The change in glycine solution concentration during phase transformation at various NaCl concentrations is displayed in Figure 6b. The glycine concentration decreased earlier and faster with 120 g/L NaCl compared to 80 g/L NaCl due to the enhanced nucleation and growth of γ-form.

We also found that the concentration of α-form seeds strongly affects the polymorphic phase transformation of glycine. The polymorphic transformation behavior at 60 g/L and 120 g/L α-form seed is summarized in Figure 7a. Interestingly, the induction time for stable γ-form decreased obviously with increased α-seed concentration, and the transformation rate was also improved at higher α-seed concentration. Thus, at 120 g/L α-form seed concentration, the conversion of α-form to γ-form was completed in 31 h, whereas at 60 g/L α-form seed concentration, it took 55 h. With increased α-form seed loading, the total polymorph crystal surface was increased, which may have enhanced the possibility of nucleation of stable γ-form. As reported by Croker et al., the nucleation of stable form crystals during polymorphic transformation is likely to occur on the crystal surface of the existing metastable form [34], as the formation of stable γ-form is a critical step in the initiation of phase transformation. Therefore, it is reasonable that a higher seed concentration would induce faster transformation. This effect of seed concentration on polymorphic transformation was also reflected in changes in the solute concentration of glycine, as shown in Figure 7b. The glycine solution concentration decreased earlier at a higher seed concentration of α-form due to the enhanced nucleation of stable γ-form. It is also obvious that the decrease in the glycine concentration was very small at the beginning of the formation of stable γ-form in both cases.
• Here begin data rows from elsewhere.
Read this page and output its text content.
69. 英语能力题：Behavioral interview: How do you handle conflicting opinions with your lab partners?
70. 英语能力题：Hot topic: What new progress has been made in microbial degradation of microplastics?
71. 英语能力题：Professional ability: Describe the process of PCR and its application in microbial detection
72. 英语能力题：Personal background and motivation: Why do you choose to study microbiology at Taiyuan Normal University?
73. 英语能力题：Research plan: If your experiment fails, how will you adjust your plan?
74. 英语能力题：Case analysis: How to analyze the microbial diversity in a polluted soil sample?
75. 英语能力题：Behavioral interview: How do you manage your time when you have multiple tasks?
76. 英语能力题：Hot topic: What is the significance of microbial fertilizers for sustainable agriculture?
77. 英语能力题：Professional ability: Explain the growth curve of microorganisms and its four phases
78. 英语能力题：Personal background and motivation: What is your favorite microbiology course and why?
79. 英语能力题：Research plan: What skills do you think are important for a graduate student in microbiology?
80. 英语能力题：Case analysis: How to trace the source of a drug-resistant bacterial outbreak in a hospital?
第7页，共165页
When the proportion of γ-form increased to more than 50 wt%, the glycine concentration began to decrease sharply until reaching the saturation concentration of γ-form due to the considerable growth of γ-form and complete dissolution of α-form. Therefore, higher seed loading also resulted in a faster decrease in glycine solution concentration.

4. Conclusions

We found that the polymorphic phase transformation of glycine was strongly influenced by several process parameters, including agitation speed, crystallization temperature, and the seed concentration of metastable α-form. Furthermore, the concentration of NaCl as an additive was also an important influencing factor with respect to polymorphic transformation between glycine crystals. As such, the phase transformation of metastable α-form to stable γ-form was accelerated by increasing the agitation speed and the crystallization temperature. The transformation rate increased with increased seed concentration of α-form. Additionally, the increase in NaCl concentration in aqueous solution facilitated phase transformation of glycine due to the promotion of nucleation and growth of γ-form. We also identified that the key step for initiating phase transformation is the induction of stable γ-form nucleation. Furthermore, the growth of γ-form is crucial for determining the rate of phase transformation. These behaviors of glycine polymorphic phase transitions were monitored by analyzing the solid composition and solution concentration changes using FT-Raman spectroscopy and in situ ATR-FTIR, respectively. This study not only provides practical and effective insights for improving the phase transformation process but also provides reliable monitoring and characterization methods for the study of polymorphic transformations, which has important implications for both industrial production and academic research.